ENTRE ALGORÍTIMOS E ALFORRIA
Ah, que prodígio de obviedade travestido de revelação científica. A Organização Internacional do Trabalho, em parceria com um instituto polonês cujo nome mais parece senha de Wi-Fi de hotel soviético – NASK – concluiu que 1 em cada 4 empregos no mundo está, pasmem!, potencialmente exposto à inteligência artificial generativa. Um quarto do planeta laboral sob ameaça. A manchete já cheira a pânico de supermercado em véspera de feriado.
Calma. Respirem. Não é o Apocalipse do proletariado. É apenas a mais recente dança da moda com a musa do momento: a IA. O relatório se esforça, de forma tocante, para nos tranquilizar: os empregos não serão extintos, apenas "transformados". Ah, a semântica, esse bálsamo ideológico para encobrir a precarização com verniz de modernidade.

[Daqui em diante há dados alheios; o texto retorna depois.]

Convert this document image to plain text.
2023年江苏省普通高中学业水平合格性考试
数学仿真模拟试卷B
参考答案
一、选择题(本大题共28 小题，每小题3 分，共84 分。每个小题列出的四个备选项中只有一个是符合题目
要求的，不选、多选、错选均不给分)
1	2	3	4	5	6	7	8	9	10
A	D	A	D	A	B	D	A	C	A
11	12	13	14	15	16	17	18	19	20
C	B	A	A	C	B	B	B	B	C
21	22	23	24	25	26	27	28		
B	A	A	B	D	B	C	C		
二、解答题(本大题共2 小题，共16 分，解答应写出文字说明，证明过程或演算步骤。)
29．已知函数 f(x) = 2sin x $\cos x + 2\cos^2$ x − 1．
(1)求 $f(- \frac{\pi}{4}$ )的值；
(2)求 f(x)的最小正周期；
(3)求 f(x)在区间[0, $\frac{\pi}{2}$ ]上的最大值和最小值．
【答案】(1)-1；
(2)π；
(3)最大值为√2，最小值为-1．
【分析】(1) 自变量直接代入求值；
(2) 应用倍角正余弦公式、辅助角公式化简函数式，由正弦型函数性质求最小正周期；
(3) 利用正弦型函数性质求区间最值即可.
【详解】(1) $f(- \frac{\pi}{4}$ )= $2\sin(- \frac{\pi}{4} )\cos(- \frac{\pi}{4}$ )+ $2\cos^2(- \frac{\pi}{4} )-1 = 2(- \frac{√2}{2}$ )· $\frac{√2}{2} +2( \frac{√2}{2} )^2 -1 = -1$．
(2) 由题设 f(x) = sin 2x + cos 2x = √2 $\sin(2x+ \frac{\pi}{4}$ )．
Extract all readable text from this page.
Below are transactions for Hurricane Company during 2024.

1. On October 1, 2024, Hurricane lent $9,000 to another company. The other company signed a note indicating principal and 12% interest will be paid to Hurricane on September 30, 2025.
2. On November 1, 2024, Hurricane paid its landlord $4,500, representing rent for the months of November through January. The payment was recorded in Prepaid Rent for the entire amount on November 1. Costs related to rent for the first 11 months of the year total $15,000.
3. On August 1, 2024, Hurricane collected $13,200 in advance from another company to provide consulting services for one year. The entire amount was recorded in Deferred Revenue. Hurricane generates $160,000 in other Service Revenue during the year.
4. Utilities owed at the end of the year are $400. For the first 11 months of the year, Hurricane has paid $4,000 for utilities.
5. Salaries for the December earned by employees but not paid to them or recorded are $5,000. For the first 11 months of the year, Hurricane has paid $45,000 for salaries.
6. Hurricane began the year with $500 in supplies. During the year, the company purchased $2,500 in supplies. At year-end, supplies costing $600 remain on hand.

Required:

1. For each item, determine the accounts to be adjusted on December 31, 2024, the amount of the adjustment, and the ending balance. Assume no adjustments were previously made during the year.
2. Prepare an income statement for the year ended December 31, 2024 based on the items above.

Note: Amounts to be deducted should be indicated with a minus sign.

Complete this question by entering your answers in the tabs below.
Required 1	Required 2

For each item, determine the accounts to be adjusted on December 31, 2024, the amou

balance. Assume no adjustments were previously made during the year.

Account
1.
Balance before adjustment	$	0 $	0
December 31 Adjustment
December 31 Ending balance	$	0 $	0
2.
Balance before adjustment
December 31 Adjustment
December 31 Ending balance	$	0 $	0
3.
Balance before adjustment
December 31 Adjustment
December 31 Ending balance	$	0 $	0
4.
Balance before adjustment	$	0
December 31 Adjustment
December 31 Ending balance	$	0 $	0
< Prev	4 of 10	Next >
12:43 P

Mas vejamos o que isso realmente significa. A tal da inteligência artificial generativa – que nada mais é do que um papagaio muito bem treinado por bilionários em camisas pretas e ternos justos – agora ameaça funções administrativas, setores da mídia (oi, colegas!), desenvolvimento de software e, claro, finanças. Tudo que cheira a teclado e tédio.
E quem são os mais expostos? As mulheres, claro. Aquelas que, por ironia trágica, lutaram décadas para ocupar espaços administrativos, agora veem a porta giratória substituí-las por linhas de código que não tiram licença-maternidade nem exigem igualdade salarial. No fundo, é a velha história de sempre: o progresso tecnológico avança como um rolo compressor, e quem está mais vulnerável é o primeiro a ser atropelado.
Mas não nos iludamos. A IA não vai tomar o lugar do operário da construção civil, nem da enfermeira que cuida de pacientes com Alzheimer. Vai atingir, primeiro, quem faz parte do que o capitalismo chama de "trabalho substituível". E com isso, aprofunda a clivagem entre os que mandam e os que obedecem, entre os que escrevem o algoritmo e os que são escritos por ele.
Os pesquisadores, num arroubo de civilidade iluminista, pedem "diálogo social", "estratégias inclusivas", "transições justas". Eu, que não nasci ontem e vivi o suficiente para ver Collor de Mello ensinar economia na TV, sei bem o que isso significa: retórica para preencher relatórios e justificar verbas. Ninguém quer perder o lugar à mesa, mas o garçom já está com a conta na mão – e ela será cobrada em postos de trabalho.
A IA não é vilã nem messias. É uma ferramenta. Mas em mãos erradas – e estão quase sempre em mãos erradas – é um bisturi sem anestesia. Em vez de temer a máquina, deveríamos temer os donos da máquina. Esses, sim, sabem exatamente o que fazer com a tecnologia: cortar custos, aumentar lucros e terceirizar a responsabilidade humana para o próximo update.
Preparem-se. O futuro do trabalho será menos "trabalho" e mais "futuro". Um futuro frio, eficiente e impessoal. E se você está lendo isso achando que está seguro, que sua função é “irremovível” – olhe para o lado. Tem uma IA fazendo isso mais rápido, mais barato e sem café.
Se isso é evolução, chamem Darwin. Eu chamo Kafka.